BMWザウバー F1.09   text & illustration by tw  (2009. 1.20 / 4.11 / 4.27)


2009年 1月20日、BMWザウバーの2009年用マシン「F1.09」が発表された。
写真は、GPUpdate.net等を参照。以下、概観から筆者の私見を記す。


F1.09は、現時点では、全体的にすっきりとした、あまり小細工の無いシンプルなマシンとなった。

フロントウイングの翼端板は、積極的に気流を前輪の外側へ跳ね除けようとデザインされている。
それにあたって、翼端板の上下に水平プレートである“翼端板の翼端板”を備えているのも効果的だ。

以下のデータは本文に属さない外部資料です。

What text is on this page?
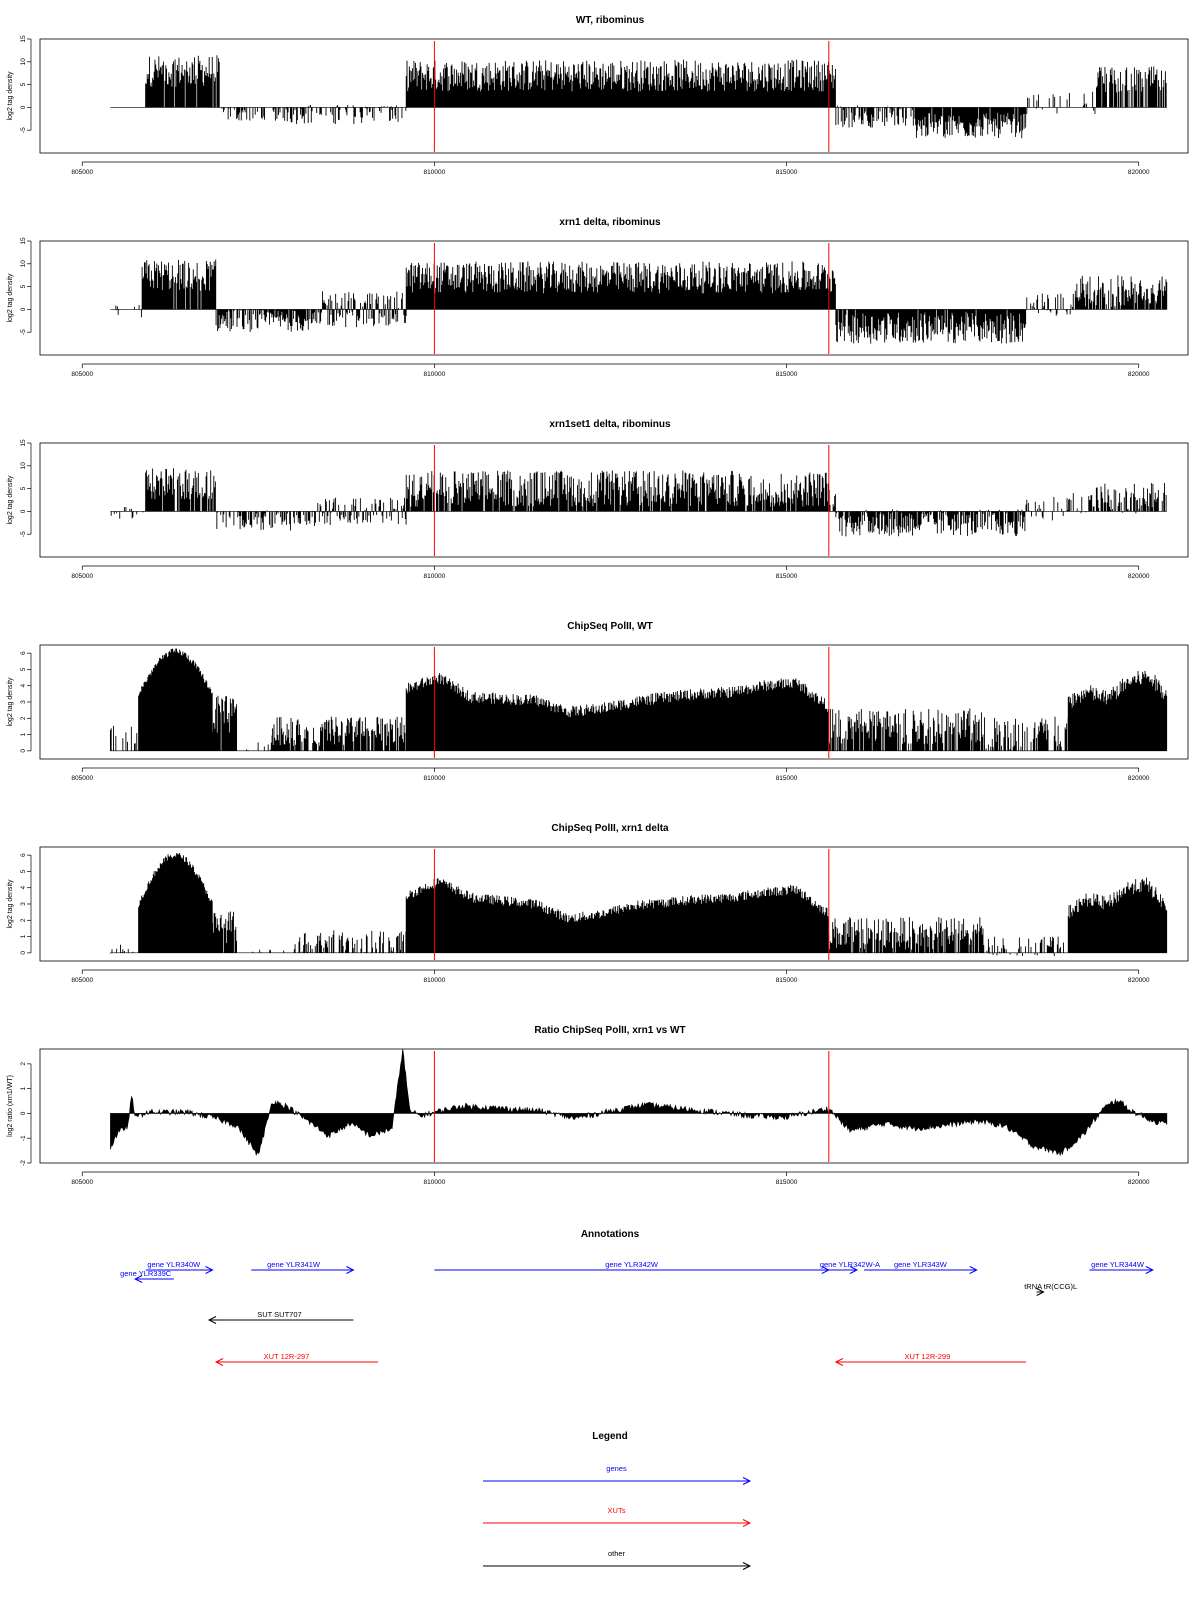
WT, ribominus
-5
0
5
10
15
log2 tag density
805000	810000	815000	820000
xrn1 delta, ribominus
-5
0
5
10
15
log2 tag density
805000	810000	815000	820000
xrn1set1 delta, ribominus
-5
0
5
10
15
log2 tag density
805000	810000	815000	820000
ChipSeq PolII, WT
0
1
2
3
4
5
6
log2 tag density
805000	810000	815000	820000
ChipSeq PolII, xrn1 delta
0
1
2
3
4
5
6
log2 tag density
805000	810000	815000	820000
Ratio ChipSeq PolII, xrn1 vs WT
-2
-1
0
1
2
log2 ratio (xrn1/WT)
805000	810000	815000	820000
Annotations
gene YLR340W
gene YLR339C
gene YLR341W	gene YLR342W	gene YLR342W-A gene YLR343W
tRNA tR(CCG)L
gene YLR344W
SUT SUT707
XUT 12R-297	XUT 12R-299
Legend
genes
XUTs
other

ノーズ両端からは、垂直に降りるルノー同様のフェンスが備え付けてある。
ルノー同様、フロントウイングのフラップ内側に乱された気流がノーズ下の気流に悪影響を与えない様にする為だ。



サイドポッド上面は筆者の常等デザインとほぼ同一の形状となった。
これはサイドポッド上面の内側は低くしてリヤウイングへ多くの気流を供給して、
サイドポッド上面の外側は高くして前輪からの乱気流を絞って整流する手法だ。

そしてサイドポッド上面の後部はかなり落ち込ませ、ボディ上面の流速を低下させ圧力を上昇させている。
しかし、こうデザインすると、サイドポッド側面後部と後輪との空間が小さくなってしまうので、
筆者はF1.09のリヤエンドのデザインに少々懐疑的だ。



車体を上から観て、ヘッドレストからサイドプロテクターへかけての形状はヘルメットとの隙間に未だ充填の余地が残されている。
F1.09は細かい部分に攻め込んだ姿勢はあまり感じられない。果たして発揮されるスピードは如何ほどのものだろうか?

(このページのここまでの最終更新日:2009. 1.20火


F1では2000年前後から昨(2008)年までは、フットボックス下部のセパレーターから
ステップドボトムである車体底面への気流供給手法は、ほぼ全車、下図の様な形状となっていた。



それが今(2009)年のBMWザウバー「F1.09」は、
左図の様なシンプルな形状としている様だ。

(尚、左図のイラストではその部分の説明の為に、
 サイドポッドの外側は描いてはいない。)

こうしたデザインとした目的は、
サイドポッド底面へ多量の気流を供給しよう
という意図が考えられる。


(ここまでのこのページの最新更新日:2009. 4.11土


「グランプリ特集」誌5月号の75ページに、
BMWザウバーF1.09のアンダーフロア先端の写真が掲載された。
左図に筆者による気流進路イメージを示す。

F1.09のアンダーフロア先端は、これまでの手法とは異なった、
新しい空力デザインを採用している。
この部分は、車体底面の空力性能に非常に大きな影響を与えるエリアだ。

この空力形状の特徴的な事は、
フラットボトム規定を満たす為のダミー・プレート先端を上方へ膨らませ、
そしてその左右へも気流を振り分け、
ダミー・プレート両端の垂直に立てたフェンスの内部通路へ気流を通している事だ。


こうした形状により、サイドポッド底面へ向ける気流進路を制御している事が考えられる。
そして、先端の膨らみの内部にウエイトを内包する事も出来るだろう。

ただ、誌面で掲載されている写真では詳しい形状が判別し辛いが、
形成したトンネルの通路出口の箇所がフラットボトム規定を満たしていない可能性があるかもしれない。